Il miracolo nasce dall’ascolto
Kore-eda evita qualsiasi retorica religiosa o metafisica. L’aldilà diventa un ufficio modesto, quasi burocratico, dove il miracolo nasce dall’ascolto e dalla condivisione dei ricordi. Lo stile è essenziale, con una fotografia sobria e un ritmo contemplativo che lascia spazio ai silenzi e alle emozioni. Molti racconti sono ispirati a testimonianze reali raccolte dal regista, conferendo al film un tono autentico, a metà tra documentario e finzione.
Il tema centrale è che il valore di una vita non coincide con i grandi successi, ma spesso emerge da istanti ordinari: una passeggiata, un sorriso, un pomeriggio trascorso con una persona amata. La scelta di un solo ricordo costringe i personaggi a interrogarsi su ciò che li ha davvero resi felici, e lo spettatore finisce inevitabilmente per porsi la stessa domanda.

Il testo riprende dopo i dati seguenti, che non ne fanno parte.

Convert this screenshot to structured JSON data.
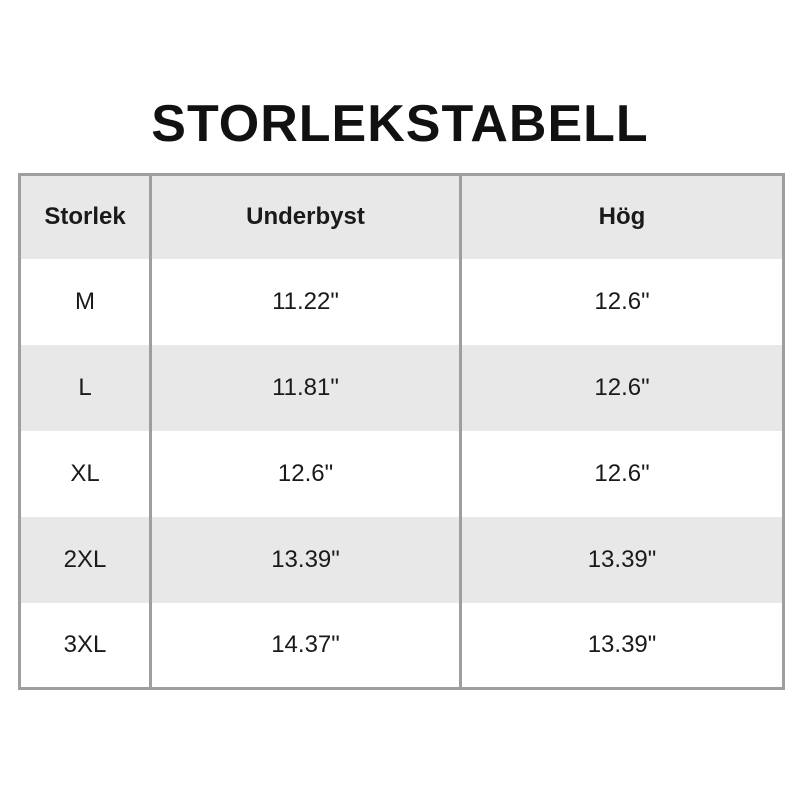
{
  "title": "STORLEKSTABELL",
  "table": {
    "headers": [
      "Storlek",
      "Underbyst",
      "Hög"
    ],
    "rows": [
      [
        "M",
        "11.22\"",
        "12.6\""
      ],
      [
        "L",
        "11.81\"",
        "12.6\""
      ],
      [
        "XL",
        "12.6\"",
        "12.6\""
      ],
      [
        "2XL",
        "13.39\"",
        "13.39\""
      ],
      [
        "3XL",
        "14.37\"",
        "13.39\""
      ]
    ]
  },
  "chart_data": {
    "type": "table",
    "title": "STORLEKSTABELL",
    "columns": [
      "Storlek",
      "Underbyst",
      "Hög"
    ],
    "rows": [
      [
        "M",
        "11.22\"",
        "12.6\""
      ],
      [
        "L",
        "11.81\"",
        "12.6\""
      ],
      [
        "XL",
        "12.6\"",
        "12.6\""
      ],
      [
        "2XL",
        "13.39\"",
        "13.39\""
      ],
      [
        "3XL",
        "14.37\"",
        "13.39\""
      ]
    ]
  },
  "colors": {
    "background": "#ffffff",
    "border": "#9e9e9e",
    "stripe": "#e8e8e8",
    "text": "#1a1a1a"
  }
}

Dal punto di vista emotivo, After Life è un film di straordinaria delicatezza. Non cerca il colpo di scena né il sentimentalismo facile; preferisce costruire un’intimità discreta che cresce lentamente e lascia un’impressione duratura. È un’opera che parla della morte per celebrare la vita, mostrando come la memoria sia il luogo in cui continuiamo a esistere.
È uno dei lavori più rappresentativi di Kore-eda e anticipa molti dei temi che svilupperà nei film successivi, come Nobody Knows, Still Walking e Shoplifters. È un film che invita alla riflessione senza imporre risposte, lasciando allo spettatore una domanda tanto semplice quanto universale: quale ricordo varrebbe un’eternità?